The doorbell rang at sunset. Mr. Our tree dragged behind him and he stood there: Bryant, face a ripe tomato color.
He muttered, refusing to look me in the eye, and said, “Here’s your tree.” Glitter dusted his expensive shoes.
“Thank you, Mr. Bryant. The boys will be so happy.”
He turned to leave but stopped. “The rent’s still due on the first.”
“Of course. And Mr. Bryant? You might want to hose down your lawn. I hear glitter can last through spring.”

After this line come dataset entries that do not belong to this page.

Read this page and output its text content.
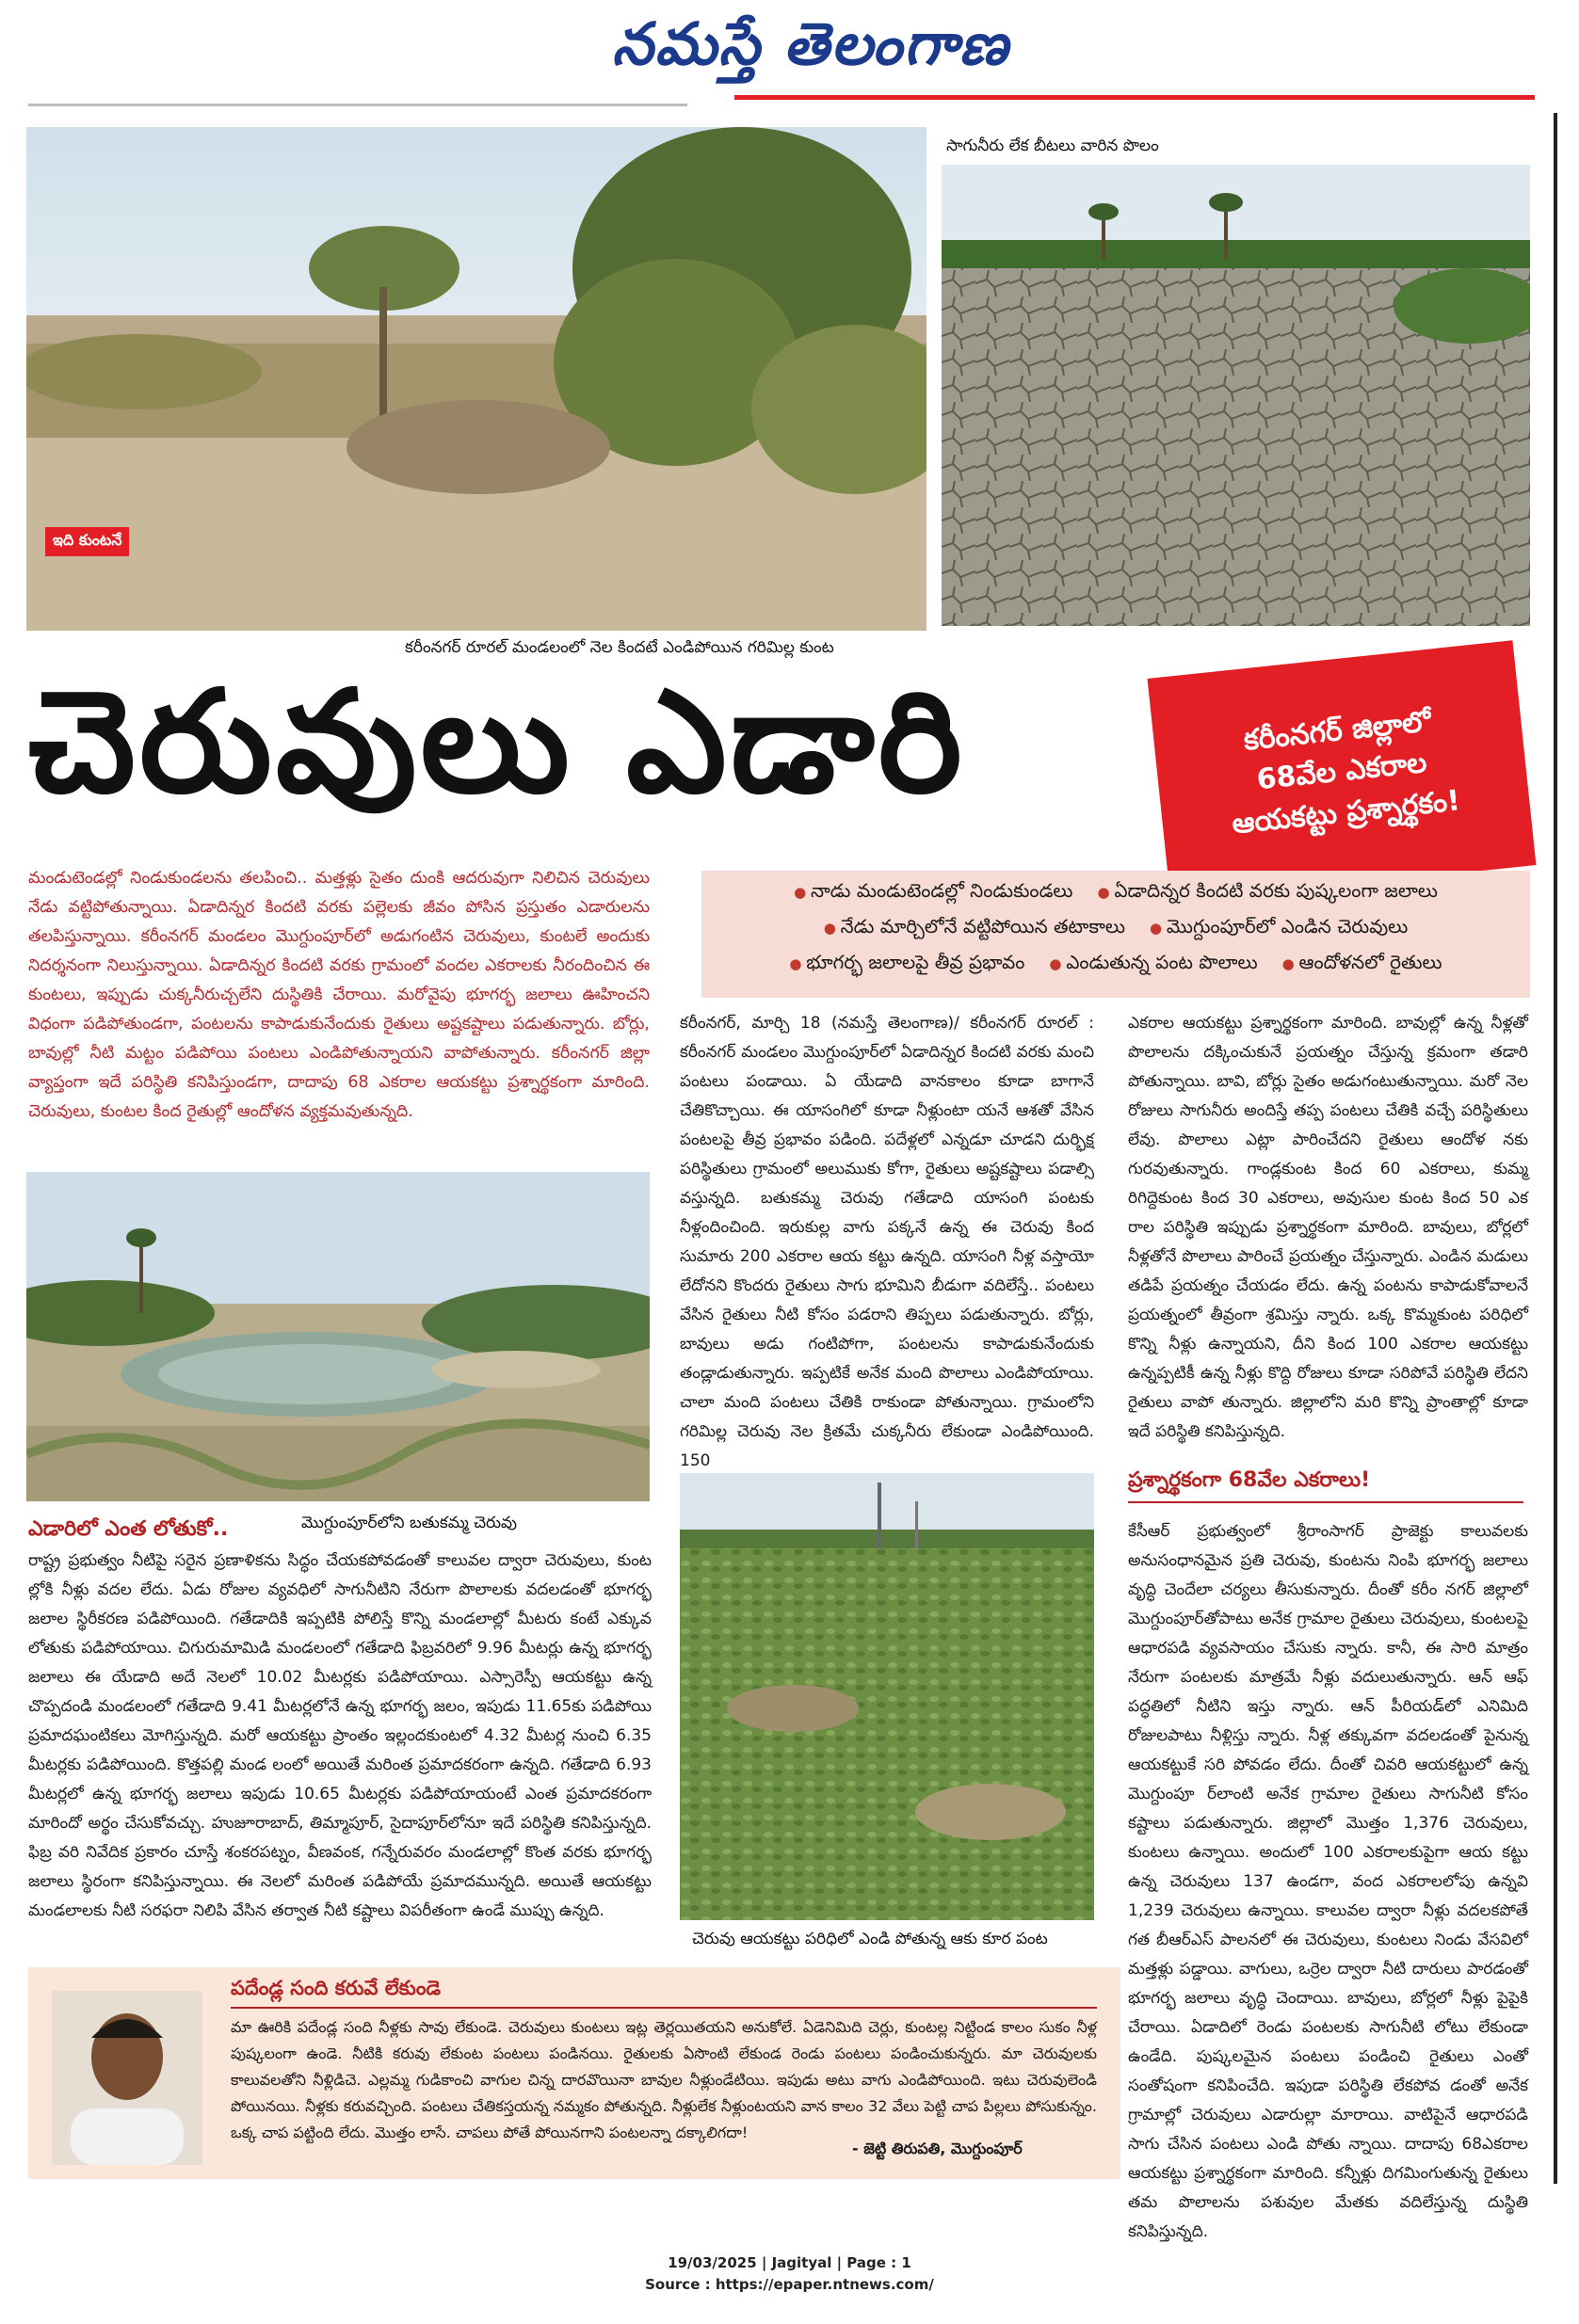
నమస్తే తెలంగాణ
ఇది కుంటనే
కరీంనగర్ రూరల్ మండలంలో నెల కిందటే ఎండిపోయిన గరిమిల్ల కుంట
సాగునీరు లేక బీటలు వారిన పొలం
చెరువులు ఎడారి	కరీంనగర్ జిల్లాలో
68వేల ఎకరాల
ఆయకట్టు ప్రశ్నార్థకం!
మండుటెండల్లో నిండుకుండలను తలపించి.. మత్తళ్లు సైతం దుంకి ఆదరువుగా నిలిచిన చెరువులు నేడు వట్టిపోతున్నాయి. ఏడాదిన్నర కిందటి వరకు పల్లెలకు జీవం పోసిన ప్రస్తుతం ఎడారులను తలపిస్తున్నాయి. కరీంనగర్ మండలం మొగ్దుంపూర్‌లో అడుగంటిన చెరువులు, కుంటలే అందుకు నిదర్శనంగా నిలుస్తున్నాయి. ఏడాదిన్నర కిందటి వరకు గ్రామంలో వందల ఎకరాలకు నీరందించిన ఈ కుంటలు, ఇప్పుడు చుక్కనీరుచ్చలేని దుస్థితికి చేరాయి. మరోవైపు భూగర్భ జలాలు ఊహించని విధంగా పడిపోతుండగా, పంటలను కాపాడుకునేందుకు రైతులు అష్టకష్టాలు పడుతున్నారు. బోర్లు, బావుల్లో నీటి మట్టం పడిపోయి పంటలు ఎండిపోతున్నాయని వాపోతున్నారు. కరీంనగర్ జిల్లా వ్యాప్తంగా ఇదే పరిస్థితి కనిపిస్తుండగా, దాదాపు 68 ఎకరాల ఆయకట్టు ప్రశ్నార్థకంగా మారింది. చెరువులు, కుంటల కింద రైతుల్లో ఆందోళన వ్యక్తమవుతున్నది.
● నాడు మండుటెండల్లో నిండుకుండలు	● ఏడాదిన్నర కిందటి వరకు పుష్కలంగా జలాలు
● నేడు మార్చిలోనే వట్టిపోయిన తటాకాలు	● మొగ్దుంపూర్‌లో ఎండిన చెరువులు
● భూగర్భ జలాలపై తీవ్ర ప్రభావం	● ఎండుతున్న పంట పొలాలు	● ఆందోళనలో రైతులు
ఎడారిలో ఎంత లోతుకో..	మొగ్దుంపూర్‌లోని బతుకమ్మ చెరువు
కరీంనగర్, మార్చి 18 (నమస్తే తెలంగాణ)/ కరీంనగర్ రూరల్ : కరీంనగర్ మండలం మొగ్దుంపూర్‌లో ఏడాదిన్నర కిందటి వరకు మంచి పంటలు పండాయి. ఏ యేడాది వానకాలం కూడా బాగానే చేతికొచ్చాయి. ఈ యాసంగిలో కూడా నీళ్లుంటా యనే ఆశతో వేసిన పంటలపై తీవ్ర ప్రభావం పడింది. పదేళ్లలో ఎన్నడూ చూడని దుర్భిక్ష పరిస్థితులు గ్రామంలో అలుముకు కోగా, రైతులు అష్టకష్టాలు పడాల్సి వస్తున్నది. బతుకమ్మ చెరువు గతేడాది యాసంగి పంటకు నీళ్లందించింది. ఇరుకుల్ల వాగు పక్కనే ఉన్న ఈ చెరువు కింద సుమారు 200 ఎకరాల ఆయ కట్టు ఉన్నది. యాసంగి నీళ్ల వస్తాయో లేదోనని కొందరు రైతులు సాగు భూమిని బీడుగా వదిలేస్తే.. పంటలు వేసిన రైతులు నీటి కోసం పడరాని తిప్పలు పడుతున్నారు. బోర్లు, బావులు అడు గంటిపోగా, పంటలను కాపాడుకునేందుకు తండ్లాడుతున్నారు. ఇప్పటికే అనేక మంది పొలాలు ఎండిపోయాయి. చాలా మంది పంటలు చేతికి రాకుండా పోతున్నాయి. గ్రామంలోని గరిమిల్ల చెరువు నెల క్రితమే చుక్కనీరు లేకుండా ఎండిపోయింది. 150
ఎకరాల ఆయకట్టు ప్రశ్నార్థకంగా మారింది. బావుల్లో ఉన్న నీళ్లతో పొలాలను దక్కించుకునే ప్రయత్నం చేస్తున్న క్రమంగా తడారి పోతున్నాయి. బావి, బోర్లు సైతం అడుగంటుతున్నాయి. మరో నెల రోజులు సాగునీరు అందిస్తే తప్ప పంటలు చేతికి వచ్చే పరిస్థితులు లేవు. పొలాలు ఎట్లా పారించేదని రైతులు ఆందోళ నకు గురవుతున్నారు. గాండ్లకుంట కింద 60 ఎకరాలు, కుమ్మ రిగిద్దెకుంట కింద 30 ఎకరాలు, అవుసుల కుంట కింద 50 ఎక రాల పరిస్థితి ఇప్పుడు ప్రశ్నార్థకంగా మారింది. బావులు, బోర్లలో నీళ్లతోనే పొలాలు పారించే ప్రయత్నం చేస్తున్నారు. ఎండిన మడులు తడిపే ప్రయత్నం చేయడం లేదు. ఉన్న పంటను కాపాడుకోవాలనే ప్రయత్నంలో తీవ్రంగా శ్రమిస్తు న్నారు. ఒక్క కొమ్మకుంట పరిధిలో కొన్ని నీళ్లు ఉన్నాయని, దీని కింద 100 ఎకరాల ఆయకట్టు ఉన్నప్పటికీ ఉన్న నీళ్లు కొద్ది రోజులు కూడా సరిపోవే పరిస్థితి లేదని రైతులు వాపో తున్నారు. జిల్లాలోని మరి కొన్ని ప్రాంతాల్లో కూడా ఇదే పరిస్థితి కనిపిస్తున్నది.
ప్రశ్నార్థకంగా 68వేల ఎకరాలు!
చెరువు ఆయకట్టు పరిధిలో ఎండి పోతున్న ఆకు కూర పంట
రాష్ట్ర ప్రభుత్వం నీటిపై సరైన ప్రణాళికను సిద్ధం చేయకపోవడంతో కాలువల ద్వారా చెరువులు, కుంట ల్లోకి నీళ్లు వదల లేదు. ఏడు రోజుల వ్యవధిలో సాగునీటిని నేరుగా పొలాలకు వదలడంతో భూగర్భ జలాల స్థిరీకరణ పడిపోయింది. గతేడాదికి ఇప్పటికి పోలిస్తే కొన్ని మండలాల్లో మీటరు కంటే ఎక్కువ లోతుకు పడిపోయాయి. చిగురుమామిడి మండలంలో గతేడాది ఫిబ్రవరిలో 9.96 మీటర్లు ఉన్న భూగర్భ జలాలు ఈ యేడాది అదే నెలలో 10.02 మీటర్లకు పడిపోయాయి. ఎస్సారెస్పీ ఆయకట్టు ఉన్న చొప్పదండి మండలంలో గతేడాది 9.41 మీటర్లలోనే ఉన్న భూగర్భ జలం, ఇపుడు 11.65కు పడిపోయి ప్రమాదఘంటికలు మోగిస్తున్నది. మరో ఆయకట్టు ప్రాంతం ఇల్లందకుంటలో 4.32 మీటర్ల నుంచి 6.35 మీటర్లకు పడిపోయింది. కొత్తపల్లి మండ లంలో అయితే మరింత ప్రమాదకరంగా ఉన్నది. గతేడాది 6.93 మీటర్లలో ఉన్న భూగర్భ జలాలు ఇపుడు 10.65 మీటర్లకు పడిపోయాయంటే ఎంత ప్రమాదకరంగా మారిందో అర్థం చేసుకోవచ్చు. హుజూరాబాద్, తిమ్మాపూర్, సైదాపూర్‌లోనూ ఇదే పరిస్థితి కనిపిస్తున్నది. ఫిబ్ర వరి నివేదిక ప్రకారం చూస్తే శంకరపట్నం, వీణవంక, గన్నేరువరం మండలాల్లో కొంత వరకు భూగర్భ జలాలు స్థిరంగా కనిపిస్తున్నాయి. ఈ నెలలో మరింత పడిపోయే ప్రమాదమున్నది. అయితే ఆయకట్టు మండలాలకు నీటి సరఫరా నిలిపి వేసిన తర్వాత నీటి కష్టాలు విపరీతంగా ఉండే ముప్పు ఉన్నది.
కేసీఆర్ ప్రభుత్వంలో శ్రీరాంసాగర్ ప్రాజెక్టు కాలువలకు అనుసంధానమైన ప్రతి చెరువు, కుంటను నింపి భూగర్భ జలాలు వృద్ధి చెందేలా చర్యలు తీసుకున్నారు. దీంతో కరీం నగర్ జిల్లాలో మొగ్దుంపూర్‌తోపాటు అనేక గ్రామాల రైతులు చెరువులు, కుంటలపై ఆధారపడి వ్యవసాయం చేసుకు న్నారు. కానీ, ఈ సారి మాత్రం నేరుగా పంటలకు మాత్రమే నీళ్లు వదులుతున్నారు. ఆన్ ఆఫ్ పద్ధతిలో నీటిని ఇస్తు న్నారు. ఆన్ పీరియడ్‌లో ఎనిమిది రోజులపాటు నీళ్లిస్తు న్నారు. నీళ్ల తక్కువగా వదలడంతో పైనున్న ఆయకట్టుకే సరి పోవడం లేదు. దీంతో చివరి ఆయకట్టులో ఉన్న మొగ్దుంపూ ర్‌లాంటి అనేక గ్రామాల రైతులు సాగునీటి కోసం కష్టాలు పడుతున్నారు. జిల్లాలో మొత్తం 1,376 చెరువులు, కుంటలు ఉన్నాయి. అందులో 100 ఎకరాలకుపైగా ఆయ కట్టు ఉన్న చెరువులు 137 ఉండగా, వంద ఎకరాలలోపు ఉన్నవి 1,239 చెరువులు ఉన్నాయి. కాలువల ద్వారా నీళ్లు వదలకపోతే గత బీఆర్ఎస్ పాలనలో ఈ చెరువులు, కుంటలు నిండు వేసవిలో మత్తళ్లు పడ్డాయి. వాగులు, ఒర్రెల ద్వారా నీటి దారులు పారడంతో భూగర్భ జలాలు వృద్ధి చెందాయి. బావులు, బోర్లలో నీళ్లు పైపైకి చేరాయి. ఏడాదిలో రెండు పంటలకు సాగునీటి లోటు లేకుండా ఉండేది. పుష్కలమైన పంటలు పండించి రైతులు ఎంతో సంతోషంగా కనిపించేది. ఇపుడా పరిస్థితి లేకపోవ డంతో అనేక గ్రామాల్లో చెరువులు ఎడారుల్లా మారాయి. వాటిపైనే ఆధారపడి సాగు చేసిన పంటలు ఎండి పోతు న్నాయి. దాదాపు 68ఎకరాల ఆయకట్టు ప్రశ్నార్థకంగా మారింది. కన్నీళ్లు దిగమింగుతున్న రైతులు తమ పొలాలను పశువుల మేతకు వదిలేస్తున్న దుస్థితి కనిపిస్తున్నది.
పదేండ్ల సంది కరువే లేకుండె
మా ఊరికి పదేండ్ల సంది నీళ్లకు సావు లేకుండె. చెరువులు కుంటలు ఇట్ల తెర్లయితయని అనుకోలే. ఏడెనిమిది చెర్లు, కుంటల్ల నిట్టిండ కాలం సుకం నీళ్ల పుష్కలంగా ఉండె. నీటికి కరువు లేకుంట పంటలు పండినయి. రైతులకు ఏసొంటి లేకుండ రెండు పంటలు పండించుకున్నరు. మా చెరువులకు కాలువలతోని నీళ్లిడిచె. ఎల్లమ్మ గుడికాంచి వాగుల చిన్న దారవొయినా బావుల నీళ్లుండేటియి. ఇపుడు అటు వాగు ఎండిపోయింది. ఇటు చెరువులెండి పోయినయి. నీళ్లకు కరువచ్చింది. పంటలు చేతికస్తయన్న నమ్మకం పోతున్నది. నీళ్లులేక నీళ్లుంటయని వాన కాలం 32 వేలు పెట్టి చాప పిల్లలు పోసుకున్నం. ఒక్క చాప పట్టింది లేదు. మొత్తం లాసే. చాపలు పోతే పోయినగాని పంటలన్నా దక్కాలిగదా!
- జెట్టి తిరుపతి, మొగ్దుంపూర్
19/03/2025 | Jagityal | Page : 1
Source : https://epaper.ntnews.com/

We were taken aback by another knock one hour later. Mrs. Adams and five other neighbors were standing there with an exceptionally beautiful Christmas tree, cookies, and ornaments in their arms.
She gave me a quick hug and explained, “For inside the house.” “On Christmas, no child should cry.” Mr. Bryant ought to be more knowledgeable. In the past, his own mother was a single mother.
While Ethan and Jake were bouncing about and hanging new ornaments next to their salvaged treasures, the neighbors assisted us in setting up both trees.
“Mom!” Carefully setting his rocket ship on a limb, Jake yelled. “Observe! We now have two amazing trees!
“This really is the best Christmas ever!” Ethan added, his smile brighter than any tree light.
And our home was filled with love, laughter, and holiday cheer. As for Mr. Bryant? He hasn’t bothered us since. Karma really is the gift that keeps on giving.